An essay on valuing the simple things in life…
If there’s one thing I learned I while staying in a homeless shelter, it is thus: those people know how to survive.
Living with a community of men, most mentally ill or ex-convicts, I found a family that I had never encountered before. We shared our struggles and triumphs, whether it be celebrating finding a dollar bill on the sidewalk or snagging a cookie from the grocery store.
Most of our days were filled with boredom and waiting in lines. In Cleveland, much was made about a free meal to have at a local church. An older gentleman named Jamie would walk with me every Saturday morning to St. Malachi’s church, where we filled up donuts, grits, and eggs, as well as pancakes.
The food was abundant and I was never hungry. I ate so much that I was able to chop up my food stamp card. By the time I left Cleveland I had over 800 dollars stored on it.
But being homeless was more than just finding a free meal. It was finding comfort in misery, finding hope in trashcans, and learning to survive on the little that Western mainstream society has to offer.
I found Christianity, free therapeutic services, daily chapel and a bus ride to one of the biggest Baptist churches in the country.
I was shown kindness and generosity, found God while sleeping on a cot, and never worried. In fact, my anxiety was so little I became what many call comfortable.
A routine was established. I worked in the soup kitchen as a dishwasher to pay my room and board. I attended worship Monday through Friday from 9-10 and then therapy from 10-111. After that, I visited the library where I participated in various reading groups as well a poetry and non-fiction writing workshop.
I found myself to become valuable. People appreciated the work I had to offer. Workers at the shelter said thank you on a regular basis and actually meant it. For once in my life, I felt I was contributing something more than just showing up to work for a measle paycheck. Life was started to shape up into something.

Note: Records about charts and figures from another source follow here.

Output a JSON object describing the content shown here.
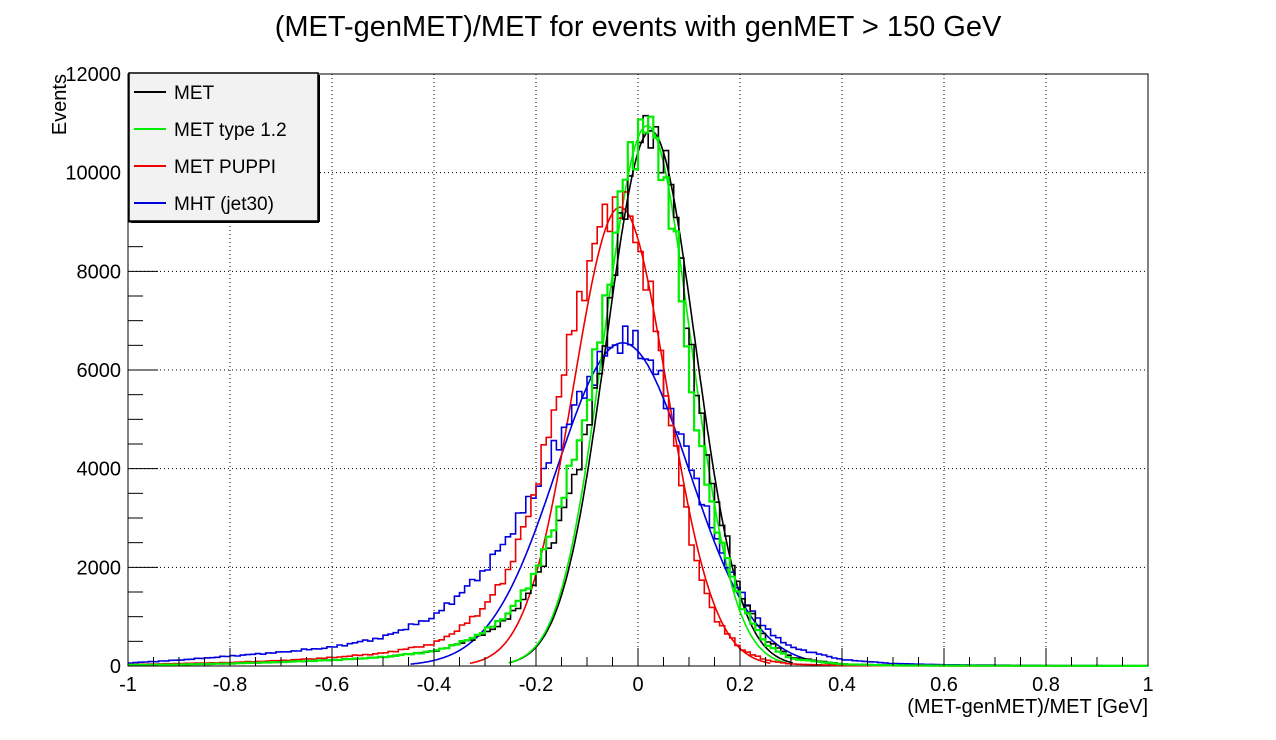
{
  "chart_data": {
    "type": "line",
    "title": "(MET-genMET)/MET for events with genMET > 150 GeV",
    "xlabel": "(MET-genMET)/MET [GeV]",
    "ylabel": "Events",
    "xlim": [
      -1,
      1
    ],
    "ylim": [
      0,
      12000
    ],
    "grid": true,
    "legend_position": "top-left",
    "x_ticks": [
      "-1",
      "-0.8",
      "-0.6",
      "-0.4",
      "-0.2",
      "0",
      "0.2",
      "0.4",
      "0.6",
      "0.8",
      "1"
    ],
    "y_ticks": [
      "0",
      "2000",
      "4000",
      "6000",
      "8000",
      "10000",
      "12000"
    ],
    "series": [
      {
        "name": "MET",
        "color": "#000000",
        "style": "histogram",
        "fit": {
          "mean": 0.025,
          "sigma": 0.087,
          "peak": 10850
        },
        "x": [
          -1.0,
          -0.9,
          -0.8,
          -0.7,
          -0.6,
          -0.5,
          -0.4,
          -0.35,
          -0.3,
          -0.25,
          -0.2,
          -0.15,
          -0.1,
          -0.08,
          -0.06,
          -0.04,
          -0.02,
          0.0,
          0.02,
          0.04,
          0.06,
          0.08,
          0.1,
          0.12,
          0.15,
          0.2,
          0.25,
          0.3,
          0.4,
          0.5,
          0.6,
          0.8,
          1.0
        ],
        "y": [
          20,
          30,
          50,
          80,
          120,
          180,
          300,
          450,
          650,
          1000,
          1700,
          3000,
          4700,
          5700,
          7000,
          8400,
          9700,
          10500,
          10800,
          10700,
          10000,
          8700,
          6700,
          5200,
          3500,
          1500,
          550,
          180,
          40,
          15,
          10,
          5,
          3
        ]
      },
      {
        "name": "MET type 1.2",
        "color": "#00ee00",
        "style": "histogram",
        "fit": {
          "mean": 0.018,
          "sigma": 0.085,
          "peak": 10950
        },
        "x": [
          -1.0,
          -0.9,
          -0.8,
          -0.7,
          -0.6,
          -0.5,
          -0.4,
          -0.35,
          -0.3,
          -0.25,
          -0.2,
          -0.15,
          -0.1,
          -0.08,
          -0.06,
          -0.04,
          -0.02,
          0.0,
          0.02,
          0.04,
          0.06,
          0.08,
          0.1,
          0.12,
          0.15,
          0.2,
          0.25,
          0.3,
          0.4,
          0.5,
          0.6,
          0.8,
          1.0
        ],
        "y": [
          20,
          30,
          50,
          80,
          120,
          180,
          300,
          460,
          700,
          1100,
          1900,
          3300,
          5200,
          6400,
          7700,
          9100,
          10200,
          10800,
          10950,
          10500,
          9500,
          8000,
          6000,
          4500,
          3000,
          1300,
          450,
          150,
          35,
          12,
          8,
          4,
          2
        ]
      },
      {
        "name": "MET PUPPI",
        "color": "#ee0000",
        "style": "histogram",
        "fit": {
          "mean": -0.035,
          "sigma": 0.092,
          "peak": 9300
        },
        "x": [
          -1.0,
          -0.9,
          -0.8,
          -0.7,
          -0.6,
          -0.5,
          -0.4,
          -0.35,
          -0.3,
          -0.25,
          -0.2,
          -0.15,
          -0.1,
          -0.08,
          -0.06,
          -0.04,
          -0.02,
          0.0,
          0.02,
          0.04,
          0.06,
          0.08,
          0.1,
          0.12,
          0.15,
          0.2,
          0.25,
          0.3,
          0.4,
          0.5,
          0.6,
          0.8,
          1.0
        ],
        "y": [
          30,
          50,
          70,
          110,
          170,
          260,
          450,
          750,
          1200,
          2000,
          3600,
          5800,
          8000,
          8700,
          9200,
          9400,
          9200,
          8600,
          7700,
          6600,
          5300,
          4000,
          2800,
          1900,
          1000,
          350,
          120,
          40,
          10,
          5,
          3,
          2,
          1
        ]
      },
      {
        "name": "MHT (jet30)",
        "color": "#0000dd",
        "style": "histogram",
        "fit": {
          "mean": -0.03,
          "sigma": 0.13,
          "peak": 6550
        },
        "x": [
          -1.0,
          -0.9,
          -0.8,
          -0.7,
          -0.6,
          -0.5,
          -0.4,
          -0.35,
          -0.3,
          -0.25,
          -0.2,
          -0.15,
          -0.1,
          -0.08,
          -0.06,
          -0.04,
          -0.02,
          0.0,
          0.02,
          0.04,
          0.06,
          0.08,
          0.1,
          0.12,
          0.15,
          0.2,
          0.25,
          0.3,
          0.4,
          0.5,
          0.6,
          0.8,
          1.0
        ],
        "y": [
          60,
          120,
          200,
          280,
          380,
          580,
          1000,
          1450,
          1950,
          2700,
          3600,
          4700,
          5700,
          6050,
          6350,
          6600,
          6650,
          6500,
          6250,
          5850,
          5300,
          4750,
          4200,
          3600,
          2650,
          1500,
          750,
          380,
          130,
          50,
          25,
          10,
          5
        ]
      }
    ]
  }
}
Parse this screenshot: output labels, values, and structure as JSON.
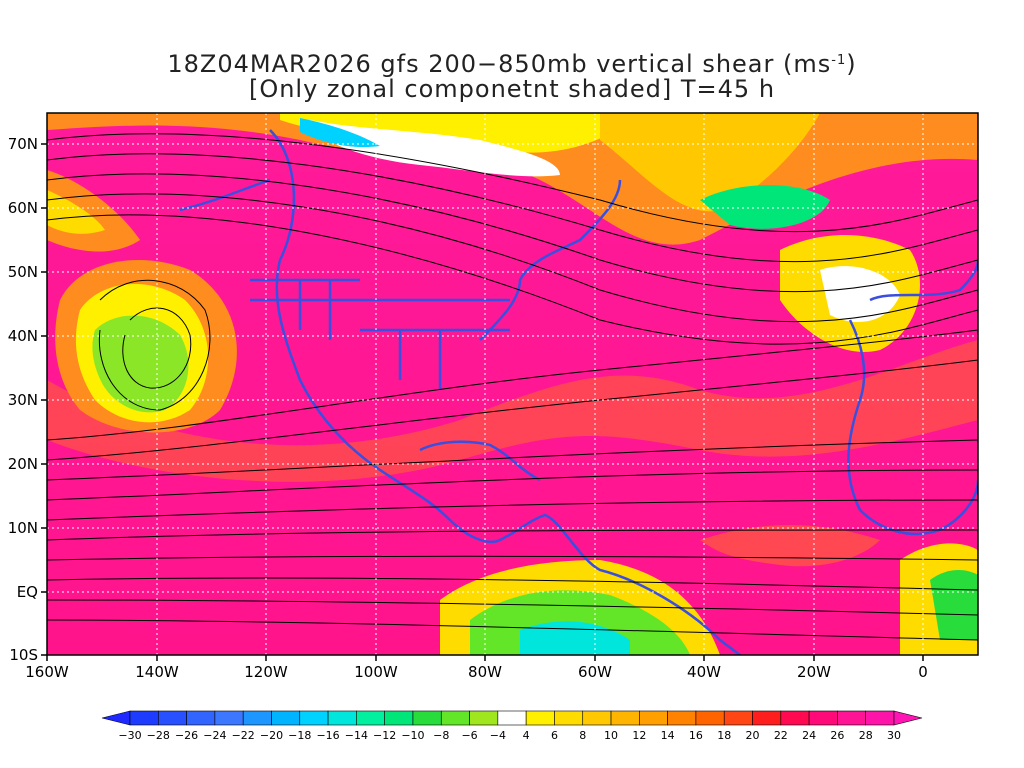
{
  "title": {
    "line1_prefix": "18Z04MAR2026 gfs 200−850mb vertical shear (ms",
    "line1_exp": "-1",
    "line1_suffix": ")",
    "line2": "[Only zonal componetnt shaded] T=45 h"
  },
  "map": {
    "lon_range": [
      -160,
      10
    ],
    "lat_range": [
      -10,
      75
    ],
    "y_ticks": [
      "70N",
      "60N",
      "50N",
      "40N",
      "30N",
      "20N",
      "10N",
      "EQ",
      "10S"
    ],
    "x_ticks": [
      "160W",
      "140W",
      "120W",
      "100W",
      "80W",
      "60W",
      "40W",
      "20W",
      "0"
    ],
    "coastline_color": "#3a4fe0",
    "streamline_color": "#000000",
    "grid_style": "white dotted"
  },
  "colorbar": {
    "labels": [
      "-30",
      "-28",
      "-26",
      "-24",
      "-22",
      "-20",
      "-18",
      "-16",
      "-14",
      "-12",
      "-10",
      "-8",
      "-6",
      "-4",
      "4",
      "6",
      "8",
      "10",
      "12",
      "14",
      "16",
      "18",
      "20",
      "22",
      "24",
      "26",
      "28",
      "30"
    ],
    "colors": [
      "#1e3cff",
      "#2850ff",
      "#3264ff",
      "#3c78ff",
      "#1e96ff",
      "#00b4ff",
      "#00d2ff",
      "#00e6dc",
      "#00f0a0",
      "#00e678",
      "#28dc3c",
      "#64e628",
      "#a0e61e",
      "#ffffff",
      "#fff000",
      "#ffdc00",
      "#ffc800",
      "#ffb400",
      "#ffa000",
      "#ff8200",
      "#ff6400",
      "#ff4614",
      "#ff1e1e",
      "#ff0a50",
      "#ff0a78",
      "#ff1496",
      "#ff14aa"
    ],
    "left_arrow_color": "#1e28ff",
    "right_arrow_color": "#ff14b4"
  }
}
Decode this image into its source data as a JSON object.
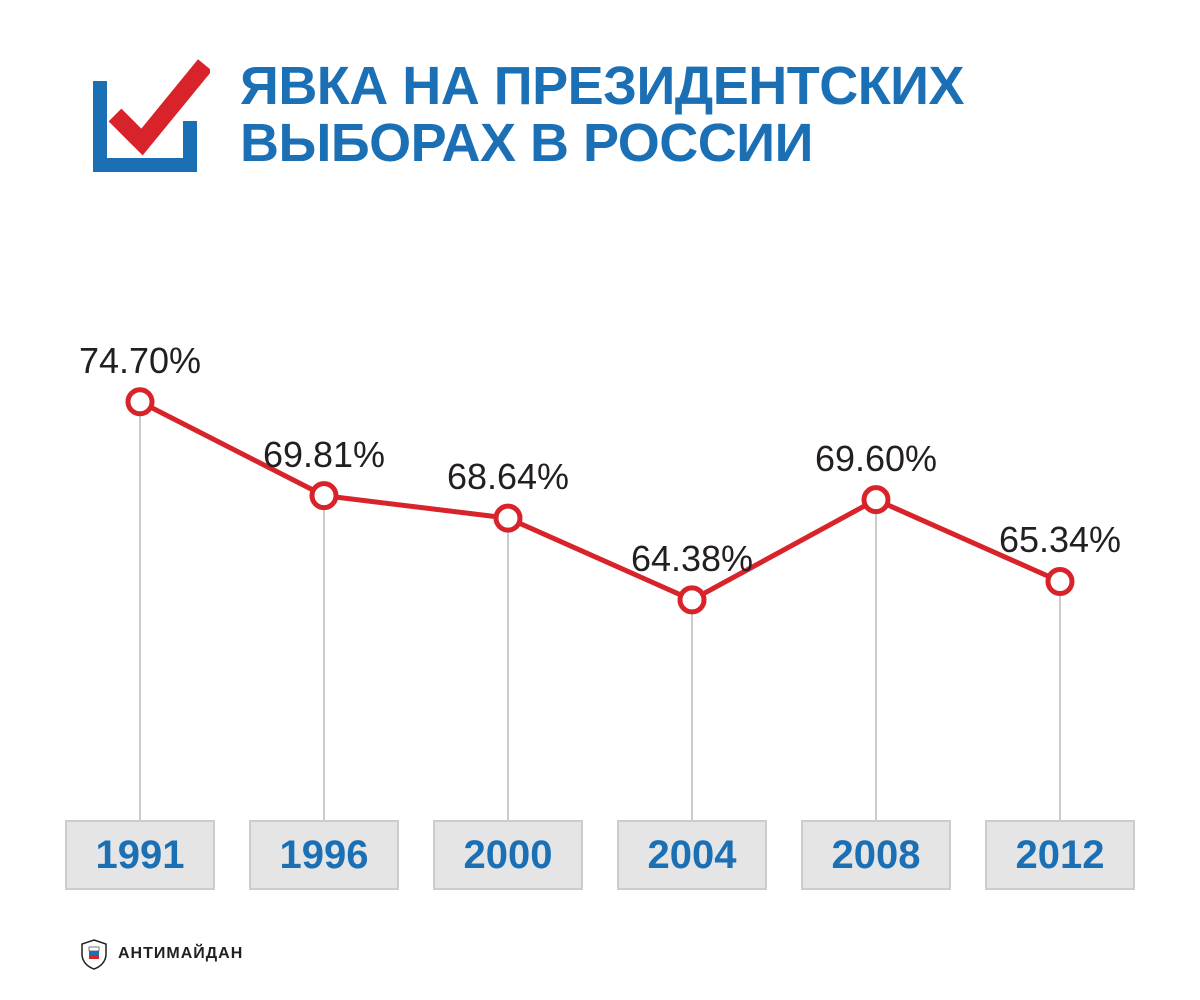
{
  "title": {
    "text": "ЯВКА НА ПРЕЗИДЕНТСКИХ\nВЫБОРАХ В РОССИИ",
    "color": "#1b6fb5",
    "fontsize": 54
  },
  "icon": {
    "box_outline_color": "#1b6fb5",
    "check_color": "#d8232a",
    "box_stroke_width": 14,
    "check_stroke_width": 18
  },
  "chart": {
    "type": "line",
    "background_color": "#ffffff",
    "line_color": "#d8232a",
    "line_width": 5,
    "marker_fill": "#ffffff",
    "marker_stroke": "#d8232a",
    "marker_stroke_width": 5,
    "marker_radius": 12,
    "drop_line_color": "#cccccc",
    "drop_line_width": 2,
    "label_color": "#231f20",
    "label_fontsize": 36,
    "year_box_bg": "#e5e5e5",
    "year_box_border": "#cccccc",
    "year_box_text_color": "#1b6fb5",
    "year_box_fontsize": 40,
    "year_box_width": 150,
    "year_box_height": 70,
    "ymin_display": 55,
    "ymax_display": 80,
    "points": [
      {
        "year": "1991",
        "value": 74.7,
        "label": "74.70%"
      },
      {
        "year": "1996",
        "value": 69.81,
        "label": "69.81%"
      },
      {
        "year": "2000",
        "value": 68.64,
        "label": "68.64%"
      },
      {
        "year": "2004",
        "value": 64.38,
        "label": "64.38%"
      },
      {
        "year": "2008",
        "value": 69.6,
        "label": "69.60%"
      },
      {
        "year": "2012",
        "value": 65.34,
        "label": "65.34%"
      }
    ]
  },
  "footer": {
    "label": "АНТИМАЙДАН",
    "label_fontsize": 16,
    "logo_colors": {
      "shield_outline": "#231f20",
      "flag_white": "#ffffff",
      "flag_blue": "#1b6fb5",
      "flag_red": "#d8232a"
    }
  }
}
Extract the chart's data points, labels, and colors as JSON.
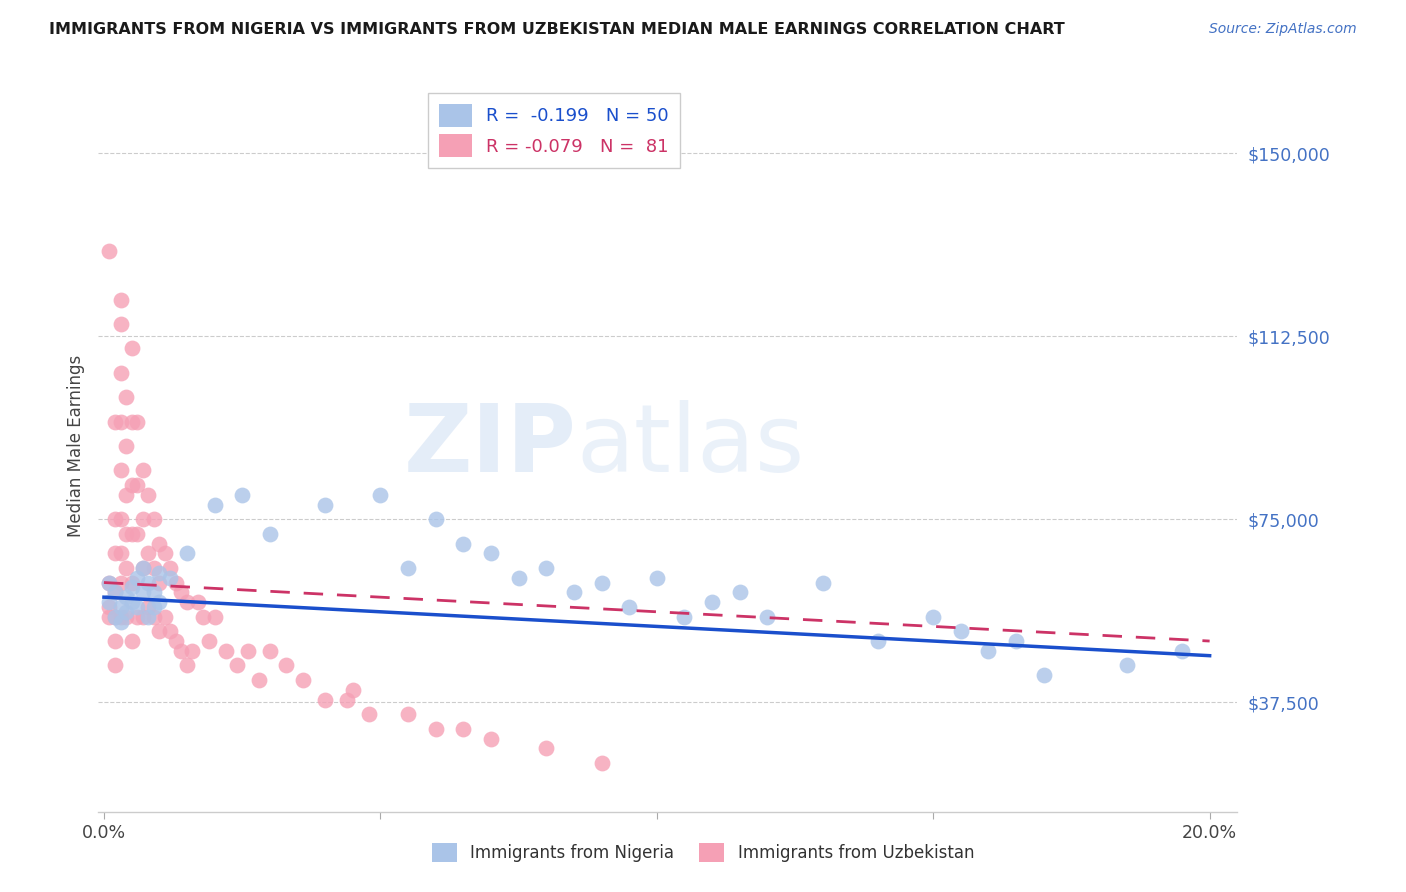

Then I came back to Toledo. A spirit came to me while laying in bed in the dorm one night and told me to leave. I was vocal and upset because I knew that I was in a good place. But Toledo was where I was destined to return.
Now that I’m back I find myself depressed and overweight again, spending my day in a role that can only be described aptly as a househusband, cooking meals and watching day soap operas. And I don’t even have a kid.
Walking seems to help a bit but the truth is Toledo, OH doesn’t have the community that Cleveland does.
I’ve been invited to a daily therapy service at a local mental health organization but have been skipping it since the first I went. Sitting in a room and listening to 10 people complain about their perceived problems and getting five minutes to talk about my own isn’t what I call help. That’s what I consider a waste of time.
The internet helps. But as I always say, I’ve never felt more alone than when on the computer. I can see faces but I don’t have interaction.
And so I have come back full circle, waiting on my disability check to get reapproved, while planning on getting my own house. I dream of a job but know work won’t bring me contentment nor spiritual growth, but rather busy work.
Nor will money fully satisfy all my needs.
Yes, it would be nice to afford a bus ride here and then, but where would I go? The mall to get fat on gyros?
Being homeless, I never went without. Staying with my mother in Toledo, I feel destitute. Does that even make any sense?
Western culture has nothing to offer me other than their usual prescription of antipsychotic meds and daily coping lessons. I don’t want cope, I want to transform.
Please, don’t take this essay as my cry for help. I have Jesus for that. But rather see this is a testimony to the truth of life that is being homeless. It’s not that bad folks.
So the next we see a homeless person, let’s not remark how sad that is because unless you’ve lived in those person’s shoes, you probably don’t even know how happy they are. Nor how miserable your own life is.